Salah satu butir hasil KTT ASEAN+3 di Vientianne pada November 2004
menekankan bahwa proses kerjasama ASEAN+3 akan menjadi kendaraan utama
dalam mencapai sasaran jangka panjang, yaitu terbentuknya East Asian
Community (EAC) (Sungkar ed. 2005, h. 6). Seperti yang dikemukakan oleh
Sungkar (2005 ed. h. 32) yaitu bahwa dari perspektif ekonomi, motivasi yang
mendorong ketiga negara Asia Timur untuk menjalin kerjasama dengan ASEAN
pertama, ASEAN dengan penduduk lebih dari 500 juta jiwa merupakan pasar
yang sangat potensial untuk terus dikembangkan. Kedua, ASEAN merupakan
sumber bahan baku dan energi bagi ketiga negara tersebut. Ketiga, ASEAN dapat
dijadikan tempat tujuan investasi bagi industri dari ketiga negara karena masih
memiliki keunggulan komparatif, seperti upah buruh yang relatif murah.
Faktor ASEAN sangatlah penting dalam menarik ketiga negara Asia
Timur (Jepang, Cina dan Korea Selatan) untuk duduk bersama dalam ASEAN+3.
Negara-negara Asia Timur tersebut sedang berusaha untuk menjadi satu entitas.
Namun, memang sampai saat ini hal itu masih sangat sulit diwujudkan karena
masih banyak perselisihan antara ketiga negara tersebut berupa problem sejarah
(historical barrier). Oleh karena itu, sampai kapanpun posisi ASEAN masih
40
sangat diperlukan dalam menjaga perdamaian, tidak saja di kawasan Asia
Tenggara tetapi juga di kawasan Asia Timur.

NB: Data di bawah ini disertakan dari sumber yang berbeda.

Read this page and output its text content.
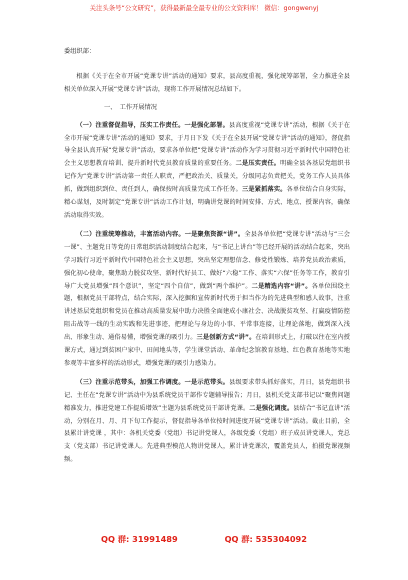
关注头条号“公文研究”，获得最新最全最专业的公文资料库！ 微信：gongwenyj

委组织部：

根据《关于在全市开展“党课专讲”活动的通知》要求，县高度重视，强化统筹部署，全力推进全县相关单位深入开展“党课专讲”活动，现将工作开展情况总结如下。

一、　工作开展情况

（一）注重督促指导，压实工作责任。一是强化部署。县高度重视“党课专讲”活动，根据《关于在全市开展“党课专讲”活动的通知》要求，于月日下发《关于在全县开展“党课专讲”活动的通知》，督促指导全县认真开展“党课专讲”活动，要求各单位把“党课专讲”活动作为学习贯彻习近平新时代中国特色社会主义思想教育培训、提升新时代党员教育质量的重要任务。二是压实责任。明确全县各基层党组织书记作为“党课专讲”活动第一责任人职责，严把政治关、质量关，分级同志负责把关，党务工作人员具体抓，做到组织到位、责任到人，确保按时高质量完成工作任务。三是紧抓落实。各单位结合自身实际，精心谋划，及时制定“党课专讲”活动工作计划，明确讲党课的时间安排、方式、地点、授课内容，确保活动取得实效。

（二）注重统筹推动，丰富活动内容。一是聚焦资源“讲”。全县各单位把“党课专讲”活动与“三会一课”、主题党日等党的日常组织活动制度结合起来，与“书记上讲台”等已经开展的活动结合起来，突出学习践行习近平新时代中国特色社会主义思想，突出坚定理想信念、修党性锻炼、培养党员政治素质，强化初心使命，聚焦助力脱贫攻坚、新时代好员工、做好“六稳”工作、落实“六保”任务等工作，教育引导广大党员增强“四个意识”，坚定“四个自信”，做到“两个维护”。二是精选内容“讲”。各单位围绕主题，根据党员干部特点，结合实际，深入挖掘和宣传新时代勇于担当作为的先进典型和感人故事，注重讲述基层党组织和党员在推动高质量发展中助力决胜全面建成小康社会、决战脱贫攻坚、打赢疫情防控阻击战等一线的生动实践和先进事迹，把理论与身边的小事、平常事连接，让理论落地，做到深入浅出、形象生动、通俗易懂，增强党课的吸引力。三是创新方式“讲”。在培训形式上，打破以往在室内授课方式，通过到贫困户家中、田间地头等，学生课堂活动、革命纪念馆教育基地、红色教育基地等实地参观等丰富多样的活动形式，增强党课的吸引力感染力。

（三）注重示范带头，加强工作调度。一是示范带头。县级要求带头抓好落实，月日，县党组织书记、主任在“党课专讲”活动中为县系统党员干部作专题辅导报告；月日，县机关党支部书记以“聚焦问题 精准发力，推进党建工作提质增效”主题为县系统党员干部讲党课。二是强化调度。县结合“书记直讲”活动，分别在月、月、月下旬工作提示，督促指导各单位按时间进度开展“党课专讲”活动。截止目前，全县累计讲党课 ，其中：各机关党委（党组）书记讲党课人，各级党委（党组）班子成员讲党课人，党总支（党支部）书记讲党课人。先进典型模范人物讲党课人，累计讲党课次，覆盖党员人，拍摄党课视频频。

QQ 群: 31991489	QQ 群: 535304092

Bukan hanya ketiga negara tersebut yang membutuhkan ASEAN, tetapi
ASEAN juga sangat membutuhkan negara-negara tersebut dalam
mengembangkan perekonomian. Dari segi perdagangan, ketiga negara Asia Timur
ini merupakan lima besar mitra dagang bagi ASEAN. Pada tahun 2008 misalnya,
secara berurutan yaitu Jepang sebesar (214.400 juta US$),Uni Eropa (208.291 juta
US$), Cina (196.883 juta US$), Amerika Serikat (186.242 juta US$), dan Korea
Selatan (78.250 juta US$) (ASEAN Statistical Book 2010). Oleh karena itu,
ketiga negara ini, posisinya juga sangat penting bagi kelangsungan pertumbuhan
ekonomi di Asia Tenggara. Namun, dari ketiga negara ini yang secara persentase
pertumbuhan perdagangannya dengan ASEAN cukup tinggi adalah Cina. Dari
tahun 2003 hingga 2009 misalnya, pertumbuhan perdagangan antara ASEAN dan
Cina sebesar 22,62 persen dan menjadi pertumbuhan perdagangan terbesar bagi
ASEAN. Pada periode yang sama Jepang sebesar 7,40 persen dan Korea Selatan
sebesar 13,64 persen (ASEAN Statistical Book 2010).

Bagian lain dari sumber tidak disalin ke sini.